The trick with dehydration is in how you prepare the blueberries.  You can rinse, remove the stems and place the blueberries directly on the dehydration plate, but processing them whole, in their raw state can take a very long time.  One alternative is to slice each one in half and place them into the dehydrator to speed up the process.  However, it might take you longer to prepare the berries that it would to process them whole. 

One excellent alternative to consider is to steam them.  This will gently warm the berries without overcooking, and you can place them directly into the dehydrator.  The steaming helps to soften the berries and break them open which can speed up the process of evaporation.  Steam them for about a minute, give the berries a stir and then steam them for another two.  Remove from heat and immediately place them into the dehydrator.  Set the temperature between 125-135 degrees and let it process for 24 hours.  Start to check the blueberries after about 18 hours, and remove smaller ones that are finished in order to prevent overcooking.

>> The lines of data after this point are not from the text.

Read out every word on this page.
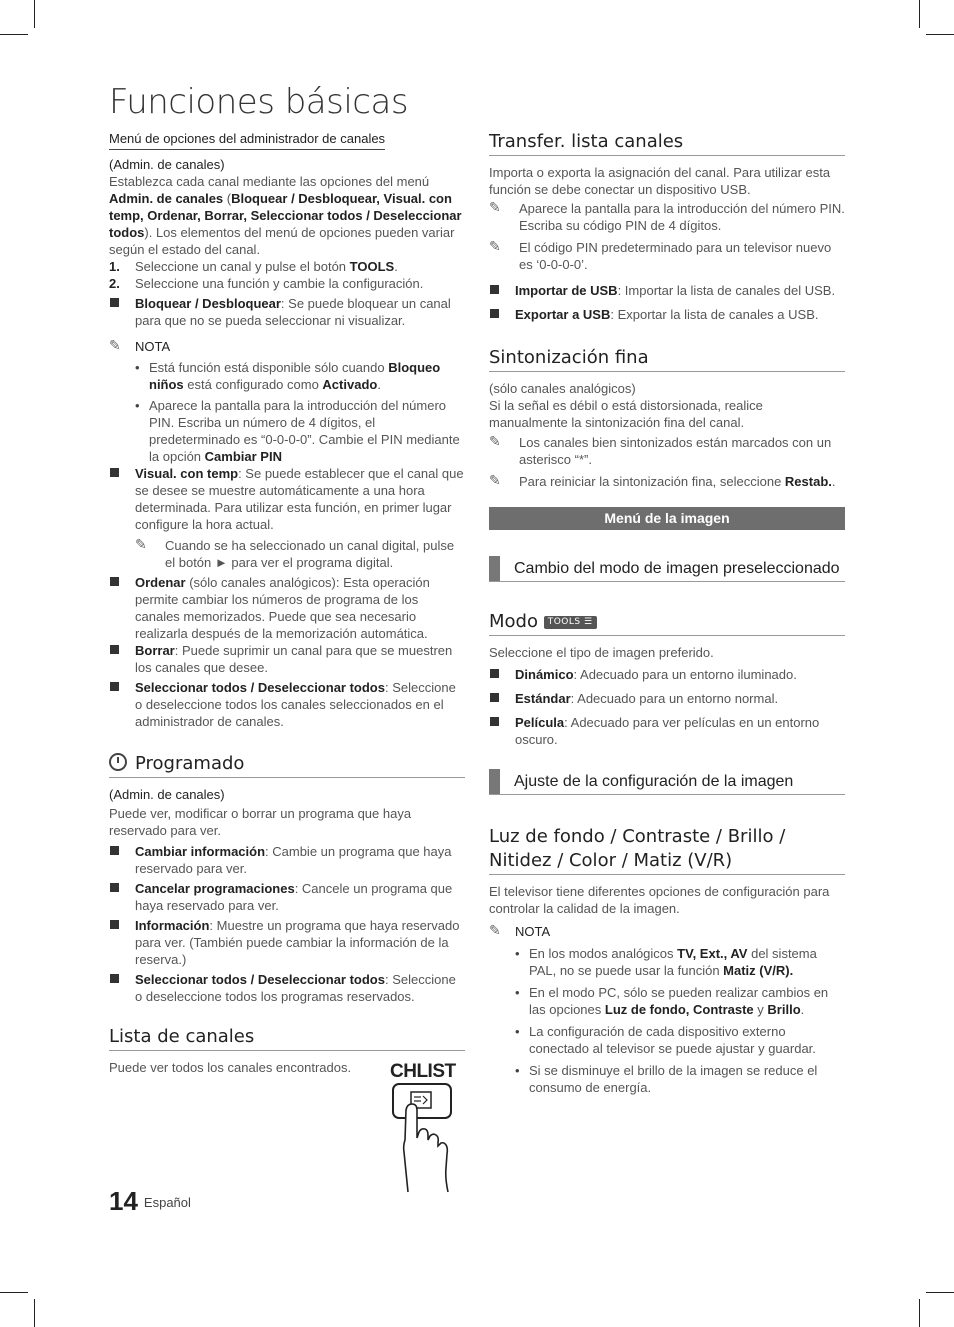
Funciones básicas
Menú de opciones del administrador de canales

(Admin. de canales)

Establezca cada canal mediante las opciones del menú Admin. de canales (Bloquear / Desbloquear, Visual. con temp, Ordenar, Borrar, Seleccionar todos / Deseleccionar todos). Los elementos del menú de opciones pueden variar según el estado del canal.

1. Seleccione un canal y pulse el botón TOOLS.
2. Seleccione una función y cambie la configuración.
Bloquear / Desbloquear: Se puede bloquear un canal para que no se pueda seleccionar ni visualizar.
✎ NOTA
• Está función está disponible sólo cuando Bloqueo niños está configurado como Activado.
• Aparece la pantalla para la introducción del número PIN. Escriba un número de 4 dígitos, el predeterminado es “0-0-0-0”. Cambie el PIN mediante la opción Cambiar PIN
Visual. con temp: Se puede establecer que el canal que se desee se muestre automáticamente a una hora determinada. Para utilizar esta función, en primer lugar configure la hora actual.
✎ Cuando se ha seleccionado un canal digital, pulse el botón ► para ver el programa digital.
Ordenar (sólo canales analógicos): Esta operación permite cambiar los números de programa de los canales memorizados. Puede que sea necesario realizarla después de la memorización automática.
Borrar: Puede suprimir un canal para que se muestren los canales que desee.
Seleccionar todos / Deseleccionar todos: Seleccione o deseleccione todos los canales seleccionados en el administrador de canales.
Programado

(Admin. de canales)

Puede ver, modificar o borrar un programa que haya reservado para ver.

Cambiar información: Cambie un programa que haya reservado para ver.
Cancelar programaciones: Cancele un programa que haya reservado para ver.
Información: Muestre un programa que haya reservado para ver. (También puede cambiar la información de la reserva.)
Seleccionar todos / Deseleccionar todos: Seleccione o deseleccione todos los programas reservados.
Lista de canales

Puede ver todos los canales encontrados.	CHLIST
Transfer. lista canales

Importa o exporta la asignación del canal. Para utilizar esta función se debe conectar un dispositivo USB.

✎ Aparece la pantalla para la introducción del número PIN. Escriba su código PIN de 4 dígitos.
✎ El código PIN predeterminado para un televisor nuevo es ‘0-0-0-0’.
Importar de USB: Importar la lista de canales del USB.
Exportar a USB: Exportar la lista de canales a USB.
Sintonización fina

(sólo canales analógicos)

Si la señal es débil o está distorsionada, realice manualmente la sintonización fina del canal.

✎ Los canales bien sintonizados están marcados con un asterisco “*”.
✎ Para reiniciar la sintonización fina, seleccione Restab..
Menú de la imagen
Cambio del modo de imagen preseleccionado
Modo TOOLS ☰

Seleccione el tipo de imagen preferido.

Dinámico: Adecuado para un entorno iluminado.
Estándar: Adecuado para un entorno normal.
Película: Adecuado para ver películas en un entorno oscuro.
Ajuste de la configuración de la imagen
Luz de fondo / Contraste / Brillo / Nitidez / Color / Matiz (V/R)

El televisor tiene diferentes opciones de configuración para controlar la calidad de la imagen.

✎ NOTA
• En los modos analógicos TV, Ext., AV del sistema PAL, no se puede usar la función Matiz (V/R).
• En el modo PC, sólo se pueden realizar cambios en las opciones Luz de fondo, Contraste y Brillo.
• La configuración de cada dispositivo externo conectado al televisor se puede ajustar y guardar.
• Si se disminuye el brillo de la imagen se reduce el consumo de energía.
14 Español
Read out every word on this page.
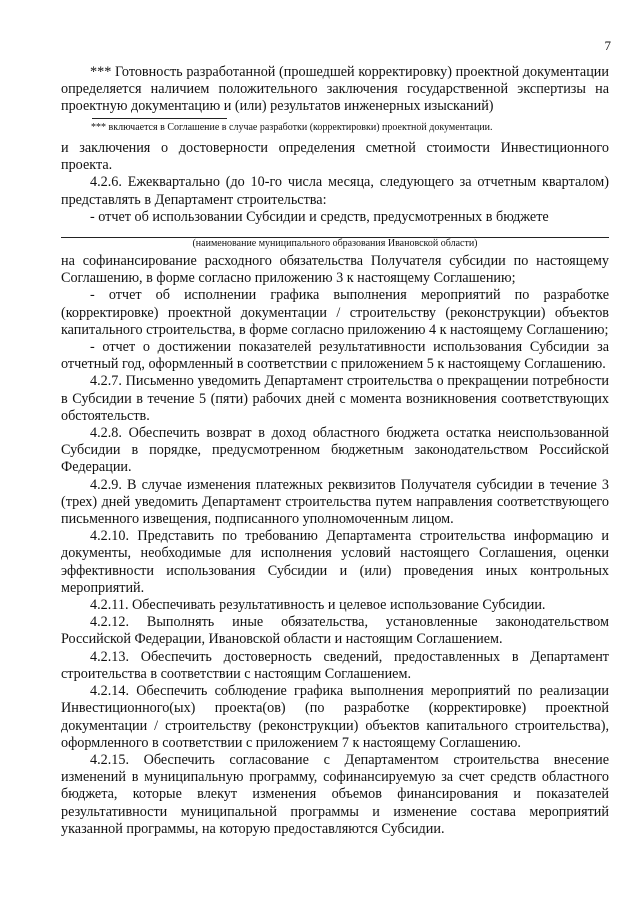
7

*** Готовность разработанной (прошедшей корректировку) проектной документации определяется наличием положительного заключения государственной экспертизы на проектную документацию и (или) результатов инженерных изысканий)

*** включается в Соглашение в случае разработки (корректировки) проектной документации.

и заключения о достоверности определения сметной стоимости Инвестиционного проекта.

4.2.6. Ежеквартально (до 10-го числа месяца, следующего за отчетным кварталом) представлять в Департамент строительства:

- отчет об использовании Субсидии и средств, предусмотренных в бюджете

(наименование муниципального образования Ивановской области)

на софинансирование расходного обязательства Получателя субсидии по настоящему Соглашению, в форме согласно приложению 3 к настоящему Соглашению;

- отчет об исполнении графика выполнения мероприятий по разработке (корректировке) проектной документации / строительству (реконструкции) объектов капитального строительства, в форме согласно приложению 4 к настоящему Соглашению;

- отчет о достижении показателей результативности использования Субсидии за отчетный год, оформленный в соответствии с приложением 5 к настоящему Соглашению.

4.2.7. Письменно уведомить Департамент строительства о прекращении потребности в Субсидии в течение 5 (пяти) рабочих дней с момента возникновения соответствующих обстоятельств.

4.2.8. Обеспечить возврат в доход областного бюджета остатка неиспользованной Субсидии в порядке, предусмотренном бюджетным законодательством Российской Федерации.

4.2.9. В случае изменения платежных реквизитов Получателя субсидии в течение 3 (трех) дней уведомить Департамент строительства путем направления соответствующего письменного извещения, подписанного уполномоченным лицом.

4.2.10. Представить по требованию Департамента строительства информацию и документы, необходимые для исполнения условий настоящего Соглашения, оценки эффективности использования Субсидии и (или) проведения иных контрольных мероприятий.

4.2.11. Обеспечивать результативность и целевое использование Субсидии.

4.2.12. Выполнять иные обязательства, установленные законодательством Российской Федерации, Ивановской области и настоящим Соглашением.

4.2.13. Обеспечить достоверность сведений, предоставленных в Департамент строительства в соответствии с настоящим Соглашением.

4.2.14. Обеспечить соблюдение графика выполнения мероприятий по реализации Инвестиционного(ых) проекта(ов) (по разработке (корректировке) проектной документации / строительству (реконструкции) объектов капитального строительства), оформленного в соответствии с приложением 7 к настоящему Соглашению.

4.2.15. Обеспечить согласование с Департаментом строительства внесение изменений в муниципальную программу, софинансируемую за счет средств областного бюджета, которые влекут изменения объемов финансирования и показателей результативности муниципальной программы и изменение состава мероприятий указанной программы, на которую предоставляются Субсидии.
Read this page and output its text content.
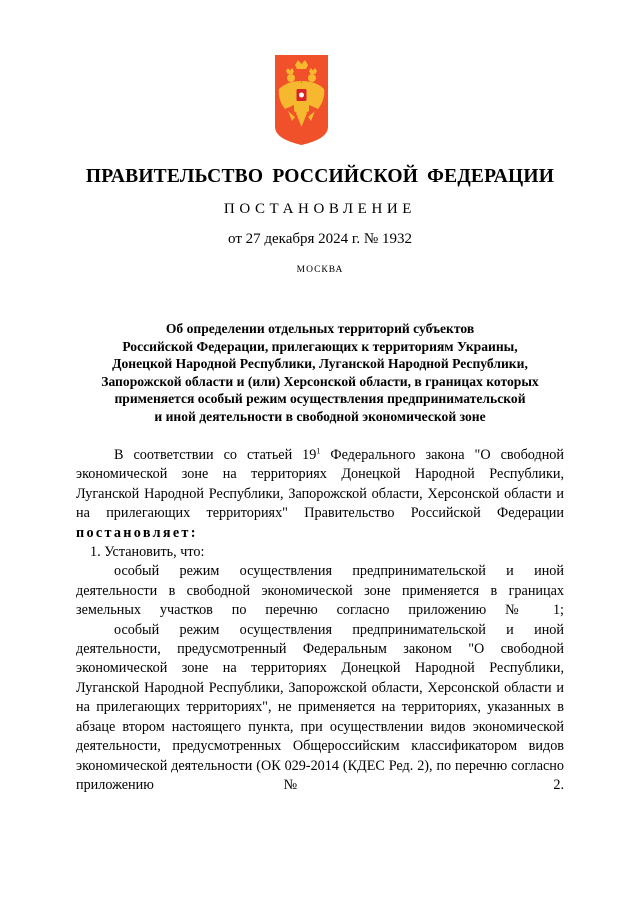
ПРАВИТЕЛЬСТВО РОССИЙСКОЙ ФЕДЕРАЦИИ
ПОСТАНОВЛЕНИЕ
от 27 декабря 2024 г. № 1932
МОСКВА
Об определении отдельных территорий субъектов
Российской Федерации, прилегающих к территориям Украины,
Донецкой Народной Республики, Луганской Народной Республики,
Запорожской области и (или) Херсонской области, в границах которых
применяется особый режим осуществления предпринимательской
и иной деятельности в свободной экономической зоне

В соответствии со статьей $19^1$ Федерального закона "О свободной экономической зоне на территориях Донецкой Народной Республики, Луганской Народной Республики, Запорожской области, Херсонской области и на прилегающих территориях" Правительство Российской Федерации

постановляет:

1. Установить, что:

особый режим осуществления предпринимательской и иной деятельности в свободной экономической зоне применяется в границах земельных участков по перечню согласно приложению № 1;

особый режим осуществления предпринимательской и иной деятельности, предусмотренный Федеральным законом "О свободной экономической зоне на территориях Донецкой Народной Республики, Луганской Народной Республики, Запорожской области, Херсонской области и на прилегающих территориях", не применяется на территориях, указанных в абзаце втором настоящего пункта, при осуществлении видов экономической деятельности, предусмотренных Общероссийским классификатором видов экономической деятельности (ОК 029-2014 (КДЕС Ред. 2), по перечню согласно приложению № 2.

This will also help you to end up with a more consistent finished product.  Store in an airtight container or Mylar bag in a cool and dark place.

Canning

There are a number of ways to can blueberries, but one of the healthiest and easiest is to use honey as a sweetener and make a jam-like product.  Wash and sort 1½ lbs of berries and place them in an aluminum or ceramic stockpot.  Mash them up with a potato masher until the are all broken before adding ¾ cup of bee honey, and then squeeze in the juice from ½ a lemon.  Bring the mixture up to a gentle boil, stirring continually to mix the ingredients together evenly and prevent scorching.  Cook for about 10 minutes, or until the product starts to thicken. 

Remove from heat and place in warmed, sterilized canning jars until about ½ inch of headspace remains.  Wipe down the rims and then attach the preheated lid assemblies and screw them on until they are snug.  Place the jars in a water bath canner, making sure that the jars are submerged in at least two inches of water, and process for 15 minutes for pints and 20 minutes for quart jars.  Remove the jars from the canner, place on the counter and allow them to cool to room temperature.  Check each jar to make sure they’re properly sealed before labeling, dating and storing them in a cool and dark place.  You can expect the product to have a shelf life of at least six months.

These are just two examples of many ways that you can incorporate blueberries into your long-term storage stockpile.  Try these methods out for yourself, and feel free to explore other options to give yourself access to a delicious and condensed source of nutrition all year long.